Как утверждал французский философ Жак Лакан, неправильно думать, что у нас есть какая-то индивидуальность, и мы выражаем ее через язык. Напротив, язык существует до нас, мы наследуем его, поэтому язык определяет нашу «индивидуальность». «Я» — это продукт языка. «Я» — это фикция, то, как мы видим мир, определяет язык, мы не делаем выбор в жизни, в том числе моральный выбор — язык делает его за нас. Он предопределяет наше видение ситуации, те возможности выбора, которые мы видим.
Нет также «объективной реальности». Реальность — это «социальный конструкт», она сконструирована. То, что мы воспринимаем как естественное, существующее само по себе, на самом деле сконструировано (искусственно создано). Это идеологические и культурные мифы. В числе таких мифов, например, представления о качествах и социальной роли женщин: предназначение женщины — это дети, кухня и церковь, женщины слабы, мелочны, слишком эмоциональны, плохо соображают, пассивны, из них получаются плохие политики. Но зато в них больше развита нежность, заботливость, поэтому они должны сидеть дома или работать учительницами, нянями, медсестрами и т. д.
Является ли все это сущностными чертами женщин? В обществе амазонок так не считалось. Есть и сейчас некоторые общества (некоторые племена в Малайзии), где женщины управляют и добывают средства к существованию, а мужчины сидят дома с детьми. При этом мужчины капризны, часто плачут. В нашем обществе девочек и мальчиков воспитывают по-разному, девочкам дают кукол, мальчикам — игрушечное оружие, им внушают, что плакать стыдно и т. д. Может быть, если оба пола воспитывать одинаково, то не будет тех отличий в их психологии, поведении и т. д., которые существуют сейчас. Но на протяжении тысячелетий в обществе доминировали мужчины, а женщины были угнетены. Так не навязали ли нам мужчины выгодные им мифы, оправдывающие подчинение женщин?
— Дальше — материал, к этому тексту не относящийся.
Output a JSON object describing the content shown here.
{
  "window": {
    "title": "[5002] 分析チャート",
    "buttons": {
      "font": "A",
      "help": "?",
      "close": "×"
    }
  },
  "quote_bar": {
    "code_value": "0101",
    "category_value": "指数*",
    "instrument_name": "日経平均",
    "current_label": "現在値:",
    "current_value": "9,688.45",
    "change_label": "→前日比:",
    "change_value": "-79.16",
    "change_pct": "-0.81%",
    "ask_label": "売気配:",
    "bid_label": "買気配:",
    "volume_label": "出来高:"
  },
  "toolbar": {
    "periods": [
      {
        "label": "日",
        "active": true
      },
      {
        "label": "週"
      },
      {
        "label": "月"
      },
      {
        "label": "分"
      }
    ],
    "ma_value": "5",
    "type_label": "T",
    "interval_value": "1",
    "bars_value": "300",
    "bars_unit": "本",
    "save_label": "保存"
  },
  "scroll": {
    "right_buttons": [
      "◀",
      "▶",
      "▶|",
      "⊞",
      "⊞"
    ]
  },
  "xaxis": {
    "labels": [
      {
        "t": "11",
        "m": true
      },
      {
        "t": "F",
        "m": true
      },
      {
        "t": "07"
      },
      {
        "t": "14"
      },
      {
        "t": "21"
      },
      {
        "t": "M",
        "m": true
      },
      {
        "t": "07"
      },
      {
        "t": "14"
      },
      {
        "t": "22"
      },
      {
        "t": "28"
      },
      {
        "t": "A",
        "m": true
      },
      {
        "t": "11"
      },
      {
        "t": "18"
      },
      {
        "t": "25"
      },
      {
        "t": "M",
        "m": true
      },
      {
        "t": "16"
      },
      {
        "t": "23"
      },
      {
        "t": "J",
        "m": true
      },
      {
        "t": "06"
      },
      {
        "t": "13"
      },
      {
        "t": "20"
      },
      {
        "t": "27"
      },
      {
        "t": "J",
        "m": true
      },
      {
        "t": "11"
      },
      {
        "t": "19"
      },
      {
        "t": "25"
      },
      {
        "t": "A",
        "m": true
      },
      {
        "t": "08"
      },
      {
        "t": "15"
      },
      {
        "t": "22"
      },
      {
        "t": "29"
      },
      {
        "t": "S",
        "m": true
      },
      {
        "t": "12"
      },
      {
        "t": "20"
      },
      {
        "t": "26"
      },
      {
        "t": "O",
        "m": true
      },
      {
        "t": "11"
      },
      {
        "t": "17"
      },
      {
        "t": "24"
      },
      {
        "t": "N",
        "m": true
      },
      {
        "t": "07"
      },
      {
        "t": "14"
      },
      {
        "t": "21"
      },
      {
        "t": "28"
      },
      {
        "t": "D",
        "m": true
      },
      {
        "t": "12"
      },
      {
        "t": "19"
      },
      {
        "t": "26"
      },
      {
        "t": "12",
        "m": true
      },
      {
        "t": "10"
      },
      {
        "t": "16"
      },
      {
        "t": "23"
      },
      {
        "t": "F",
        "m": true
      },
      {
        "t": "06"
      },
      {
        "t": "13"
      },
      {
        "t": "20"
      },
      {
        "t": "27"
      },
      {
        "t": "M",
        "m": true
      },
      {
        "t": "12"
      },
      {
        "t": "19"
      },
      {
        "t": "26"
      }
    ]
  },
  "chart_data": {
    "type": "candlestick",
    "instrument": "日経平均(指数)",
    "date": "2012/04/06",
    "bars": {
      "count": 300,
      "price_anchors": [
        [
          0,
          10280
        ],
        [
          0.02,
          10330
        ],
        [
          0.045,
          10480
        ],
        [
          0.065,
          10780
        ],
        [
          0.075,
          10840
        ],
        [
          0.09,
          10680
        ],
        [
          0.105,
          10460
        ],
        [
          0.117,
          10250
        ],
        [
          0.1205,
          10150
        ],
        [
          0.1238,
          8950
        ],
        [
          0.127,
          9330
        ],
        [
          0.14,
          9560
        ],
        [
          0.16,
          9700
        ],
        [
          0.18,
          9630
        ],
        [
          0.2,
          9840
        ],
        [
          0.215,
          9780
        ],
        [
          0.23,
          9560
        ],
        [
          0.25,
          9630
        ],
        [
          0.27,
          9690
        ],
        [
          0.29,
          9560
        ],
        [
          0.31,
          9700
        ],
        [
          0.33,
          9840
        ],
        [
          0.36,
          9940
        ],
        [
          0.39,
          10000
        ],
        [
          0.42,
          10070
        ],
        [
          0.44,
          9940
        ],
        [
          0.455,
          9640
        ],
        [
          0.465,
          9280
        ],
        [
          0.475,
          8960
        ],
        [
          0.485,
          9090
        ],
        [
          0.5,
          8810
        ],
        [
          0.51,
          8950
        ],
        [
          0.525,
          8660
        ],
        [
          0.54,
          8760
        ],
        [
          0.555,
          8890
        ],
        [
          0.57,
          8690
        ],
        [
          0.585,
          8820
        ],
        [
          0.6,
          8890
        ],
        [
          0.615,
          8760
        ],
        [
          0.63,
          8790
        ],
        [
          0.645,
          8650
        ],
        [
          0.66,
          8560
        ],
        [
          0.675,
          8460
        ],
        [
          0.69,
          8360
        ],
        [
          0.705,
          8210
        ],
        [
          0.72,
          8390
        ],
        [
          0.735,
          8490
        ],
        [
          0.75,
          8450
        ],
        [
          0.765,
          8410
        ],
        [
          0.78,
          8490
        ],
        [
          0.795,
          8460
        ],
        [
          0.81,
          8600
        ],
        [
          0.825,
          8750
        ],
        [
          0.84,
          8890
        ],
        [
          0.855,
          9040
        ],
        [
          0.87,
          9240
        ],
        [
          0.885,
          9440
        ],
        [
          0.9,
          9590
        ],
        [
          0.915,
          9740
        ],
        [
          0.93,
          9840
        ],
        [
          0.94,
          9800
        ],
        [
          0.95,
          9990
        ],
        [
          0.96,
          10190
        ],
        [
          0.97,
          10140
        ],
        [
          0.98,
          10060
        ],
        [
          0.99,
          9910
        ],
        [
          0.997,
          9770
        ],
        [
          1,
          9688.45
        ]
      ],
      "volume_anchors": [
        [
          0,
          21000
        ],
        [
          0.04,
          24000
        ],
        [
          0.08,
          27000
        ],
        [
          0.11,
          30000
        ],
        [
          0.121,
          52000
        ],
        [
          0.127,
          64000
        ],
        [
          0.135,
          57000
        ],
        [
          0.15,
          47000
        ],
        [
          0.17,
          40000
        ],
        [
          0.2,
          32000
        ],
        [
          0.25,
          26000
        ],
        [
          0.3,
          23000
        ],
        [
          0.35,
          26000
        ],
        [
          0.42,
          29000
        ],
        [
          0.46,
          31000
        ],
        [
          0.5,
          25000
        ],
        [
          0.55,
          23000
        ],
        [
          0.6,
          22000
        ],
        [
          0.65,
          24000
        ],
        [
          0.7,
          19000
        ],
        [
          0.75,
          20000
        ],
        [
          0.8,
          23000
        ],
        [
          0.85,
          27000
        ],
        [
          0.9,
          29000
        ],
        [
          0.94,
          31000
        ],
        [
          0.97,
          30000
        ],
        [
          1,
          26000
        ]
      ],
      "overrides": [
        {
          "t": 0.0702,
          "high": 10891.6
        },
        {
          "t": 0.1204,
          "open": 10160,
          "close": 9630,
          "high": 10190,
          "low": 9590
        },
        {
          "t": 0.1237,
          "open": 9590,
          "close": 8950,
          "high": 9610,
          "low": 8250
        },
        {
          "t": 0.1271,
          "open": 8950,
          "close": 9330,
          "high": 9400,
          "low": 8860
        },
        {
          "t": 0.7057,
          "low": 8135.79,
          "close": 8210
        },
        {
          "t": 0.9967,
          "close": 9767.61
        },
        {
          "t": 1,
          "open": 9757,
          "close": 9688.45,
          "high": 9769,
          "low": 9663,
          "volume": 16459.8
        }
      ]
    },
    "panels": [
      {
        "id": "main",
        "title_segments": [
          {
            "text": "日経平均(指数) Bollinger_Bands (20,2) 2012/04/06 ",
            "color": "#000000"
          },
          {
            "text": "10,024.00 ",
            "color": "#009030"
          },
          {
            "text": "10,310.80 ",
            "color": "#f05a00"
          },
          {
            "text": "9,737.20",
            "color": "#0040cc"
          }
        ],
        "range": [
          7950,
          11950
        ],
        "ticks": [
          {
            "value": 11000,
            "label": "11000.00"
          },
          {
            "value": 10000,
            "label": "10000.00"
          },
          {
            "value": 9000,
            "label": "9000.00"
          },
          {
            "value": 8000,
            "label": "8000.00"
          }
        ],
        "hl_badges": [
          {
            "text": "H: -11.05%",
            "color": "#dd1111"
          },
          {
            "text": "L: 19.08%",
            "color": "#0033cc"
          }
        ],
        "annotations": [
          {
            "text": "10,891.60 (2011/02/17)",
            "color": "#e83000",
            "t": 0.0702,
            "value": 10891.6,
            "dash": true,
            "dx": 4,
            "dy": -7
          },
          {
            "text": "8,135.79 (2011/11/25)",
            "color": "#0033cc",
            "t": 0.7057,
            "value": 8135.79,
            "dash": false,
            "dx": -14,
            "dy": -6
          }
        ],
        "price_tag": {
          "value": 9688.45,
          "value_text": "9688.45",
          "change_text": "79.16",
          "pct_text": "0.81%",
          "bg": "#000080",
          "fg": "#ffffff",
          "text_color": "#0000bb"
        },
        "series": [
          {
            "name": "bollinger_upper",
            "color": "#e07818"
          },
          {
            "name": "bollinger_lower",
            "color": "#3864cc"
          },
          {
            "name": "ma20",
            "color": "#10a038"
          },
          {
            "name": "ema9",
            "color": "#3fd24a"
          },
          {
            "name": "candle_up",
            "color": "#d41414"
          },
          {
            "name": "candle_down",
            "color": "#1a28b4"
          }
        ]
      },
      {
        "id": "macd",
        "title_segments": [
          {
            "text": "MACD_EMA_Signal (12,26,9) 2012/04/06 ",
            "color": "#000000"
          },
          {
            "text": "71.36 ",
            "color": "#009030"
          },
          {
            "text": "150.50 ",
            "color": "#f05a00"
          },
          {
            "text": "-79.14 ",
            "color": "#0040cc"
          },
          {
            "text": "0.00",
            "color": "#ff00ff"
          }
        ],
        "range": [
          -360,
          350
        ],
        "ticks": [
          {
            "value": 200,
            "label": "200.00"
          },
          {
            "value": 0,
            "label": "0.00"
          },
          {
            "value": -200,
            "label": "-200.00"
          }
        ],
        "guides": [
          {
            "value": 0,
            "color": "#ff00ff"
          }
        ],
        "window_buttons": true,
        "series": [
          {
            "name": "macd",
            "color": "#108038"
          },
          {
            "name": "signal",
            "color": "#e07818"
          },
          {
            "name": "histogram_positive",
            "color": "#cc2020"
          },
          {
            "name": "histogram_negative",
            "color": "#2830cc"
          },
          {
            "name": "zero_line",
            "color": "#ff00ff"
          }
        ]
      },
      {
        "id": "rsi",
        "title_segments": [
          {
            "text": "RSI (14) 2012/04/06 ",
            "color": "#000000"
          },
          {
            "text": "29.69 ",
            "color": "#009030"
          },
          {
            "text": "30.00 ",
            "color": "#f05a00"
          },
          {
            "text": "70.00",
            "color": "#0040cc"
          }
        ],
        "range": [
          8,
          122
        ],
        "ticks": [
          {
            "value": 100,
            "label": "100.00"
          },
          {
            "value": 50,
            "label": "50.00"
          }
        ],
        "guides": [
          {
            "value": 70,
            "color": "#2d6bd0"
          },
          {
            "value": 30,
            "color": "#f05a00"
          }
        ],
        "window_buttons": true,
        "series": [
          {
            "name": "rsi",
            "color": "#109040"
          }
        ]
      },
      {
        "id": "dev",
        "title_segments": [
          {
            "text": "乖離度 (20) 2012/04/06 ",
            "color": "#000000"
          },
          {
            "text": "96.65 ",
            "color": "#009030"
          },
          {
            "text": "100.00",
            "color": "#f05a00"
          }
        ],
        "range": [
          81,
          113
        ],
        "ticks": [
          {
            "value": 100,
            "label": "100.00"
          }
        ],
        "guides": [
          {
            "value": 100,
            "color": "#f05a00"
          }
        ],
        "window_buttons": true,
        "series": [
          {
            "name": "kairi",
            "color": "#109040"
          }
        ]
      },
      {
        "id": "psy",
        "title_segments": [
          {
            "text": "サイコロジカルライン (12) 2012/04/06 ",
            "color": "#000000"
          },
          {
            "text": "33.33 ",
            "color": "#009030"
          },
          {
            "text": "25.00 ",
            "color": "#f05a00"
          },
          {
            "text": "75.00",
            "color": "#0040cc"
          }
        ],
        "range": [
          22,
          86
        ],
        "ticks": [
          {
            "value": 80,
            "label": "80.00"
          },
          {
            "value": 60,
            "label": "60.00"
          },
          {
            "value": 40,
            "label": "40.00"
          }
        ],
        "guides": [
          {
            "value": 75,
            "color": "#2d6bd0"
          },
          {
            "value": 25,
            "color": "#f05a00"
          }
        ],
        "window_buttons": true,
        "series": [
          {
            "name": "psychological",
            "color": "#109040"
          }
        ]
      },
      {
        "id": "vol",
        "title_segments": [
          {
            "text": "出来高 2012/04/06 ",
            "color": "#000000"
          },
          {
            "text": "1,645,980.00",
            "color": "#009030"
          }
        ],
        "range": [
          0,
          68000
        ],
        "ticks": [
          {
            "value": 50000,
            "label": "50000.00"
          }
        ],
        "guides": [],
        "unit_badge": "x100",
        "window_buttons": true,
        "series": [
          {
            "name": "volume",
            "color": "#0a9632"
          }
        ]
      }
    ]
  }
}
Таким же социальным конструктом для постмодернистов является «нация». Националисты выдают нацию (свою нацию) за что-то, существующее естественно, испокон веков, усомниться в этом — означает покуситься на святое. На самом деле нации — это «воображаемые сообщества», они искусственно конструируются.
Надо сказать, что в этой идее много верного. Можно привести следующий пример. Сейчас существует государство Македония и населяющая его нация — македонцы. Особенностью этой нации является то, что она практически ничем не отличается от болгар. Тот же язык, религия, культура (за исключением небольших региональных различий). До 60-х годов XIX в. никто даже и не думал, что существуют какие-то македонцы. И на территории современной Болгарии, и на территории современной Македонии (западная часть прежней Болгарии) велась борьба за освобождение болгарского народа от турецкого ига. Но, повторюсь, в 60-е годы XIX столетия группа западноболгарских интеллигентов провозгласила: «Мы — македонцы, потомки Филиппа II и Александра Македонского, и не имеем ничего общего с болгарами». В результате мы имеем сейчас два отдельных государства и македонцев, относящихся к болгарам весьма прохладно.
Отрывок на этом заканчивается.